Now, notwithstanding my attempt at wit, I believe in and respect civil rights and due process. However, I do think it is disingenuous for political activists to ignore the complicated issues involved in disruption operations and the inherent tradeoffs involved. It is just not a serious proposition to release all suspected terrorists - not if they are still considered dangerous by reasonable, informed people - even if it can not be proven in a court of law. What will the public say, and what will the moral culpability of a government be, if they go on to commit acts of violence? "You knew that they could be a danger to the community and you released them?!"

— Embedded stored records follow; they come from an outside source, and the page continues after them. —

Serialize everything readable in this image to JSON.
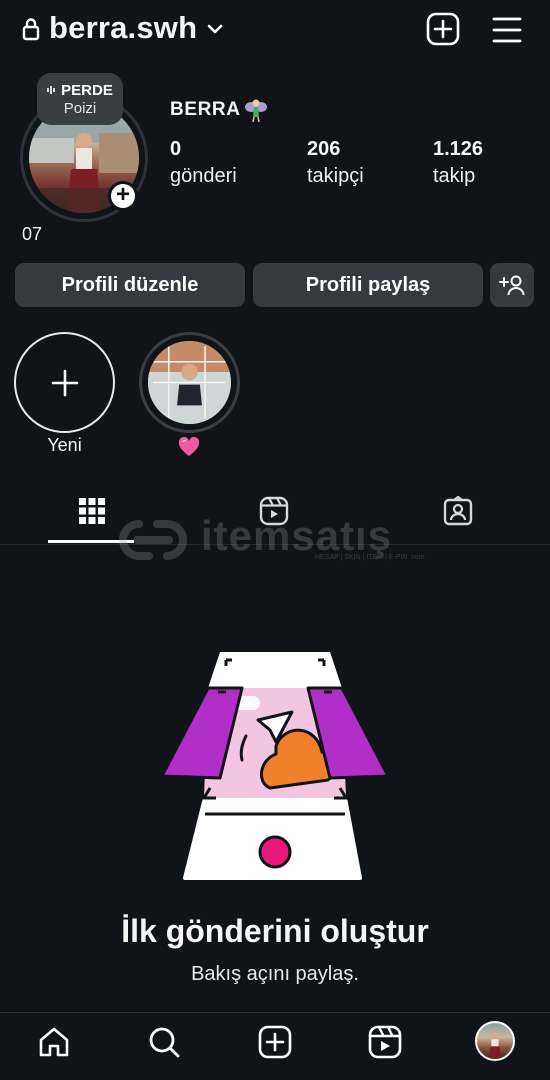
{
  "header": {
    "username": "berra.swh"
  },
  "profile": {
    "display_name": "BERRA",
    "note": {
      "title": "PERDE",
      "subtitle": "Poizi"
    },
    "under_avatar_text": "07",
    "stats": [
      {
        "value": "0",
        "label": "gönderi"
      },
      {
        "value": "206",
        "label": "takipçi"
      },
      {
        "value": "1.126",
        "label": "takip"
      }
    ]
  },
  "buttons": {
    "edit": "Profili düzenle",
    "share": "Profili paylaş"
  },
  "highlights": [
    {
      "label": "Yeni",
      "type": "new"
    },
    {
      "label": "",
      "type": "story",
      "emoji": "pink-heart"
    }
  ],
  "tabs": [
    {
      "icon": "grid-icon",
      "active": true
    },
    {
      "icon": "reels-icon",
      "active": false
    },
    {
      "icon": "tagged-icon",
      "active": false
    }
  ],
  "watermark": {
    "text": "itemsatış",
    "small": "HESAP | SKIN | İTEM | E-PIN .com"
  },
  "empty_state": {
    "title": "İlk gönderini oluştur",
    "subtitle": "Bakış açını paylaş."
  },
  "bottom_nav": [
    "home-icon",
    "search-icon",
    "create-icon",
    "reels-icon",
    "profile-avatar"
  ],
  "colors": {
    "background": "#101318",
    "button": "#363a40",
    "accent_purple": "#b12fc8",
    "accent_orange": "#f0802a",
    "accent_pink": "#e8197a"
  }
}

This is probably the right point to note that as a practical matter, we can not simply "eliminate the causes of terrorism", no matter how ideal a solution that may sound like. The lessons of history teach that there will always be someone out there who will take offense at the slightest provocation (intentional or not) to use it as a justification for their actions. If you combine that with Islamist beliefs about the Houses of Islam and War, including the return of all lands formerly under Islam to its dominion, and western decadence, it appears impossible to eliminate the causes of Islamic terrorism through negotiation or appeasement.

Some of the grey-haired wisemen say that the only strategy that will work is a combination of prosecution, where possible, and disruption, where not, to keep things damped down (and thereby minimize the loss of life and limb) until this generation of "militants" grows old enough to mellow out. That may be a pessimistic, alarmist, or overly geo-political observation, but it seems true nonetheless.

Getting back on my earlier train of thought, what does all this mean for forensic evidence? Well, there are some patterns in how forensics has changed in the last several years - computer forensics has become increasingly important, for one thing. Why? Others have said that, besides computers' obvious increasing penetration into every facet of western life, it is because computers are a medium of choice for communication amongst the members of the terrorist networks, their support networks, and religious/political base. So, forensic examiners will go where the evidence is. Expect to hear much more about computer forensics over the coming years, but also expect audio and video forensics to continue to play important roles, even if they aren't the flavour of the day, so to speak. After all, seeing and/or hearing the suspect implicating himself or caught in the act, such as through video-taped last-will-and-testaments and security camera images, is no less convincing evidence today than it was before computers.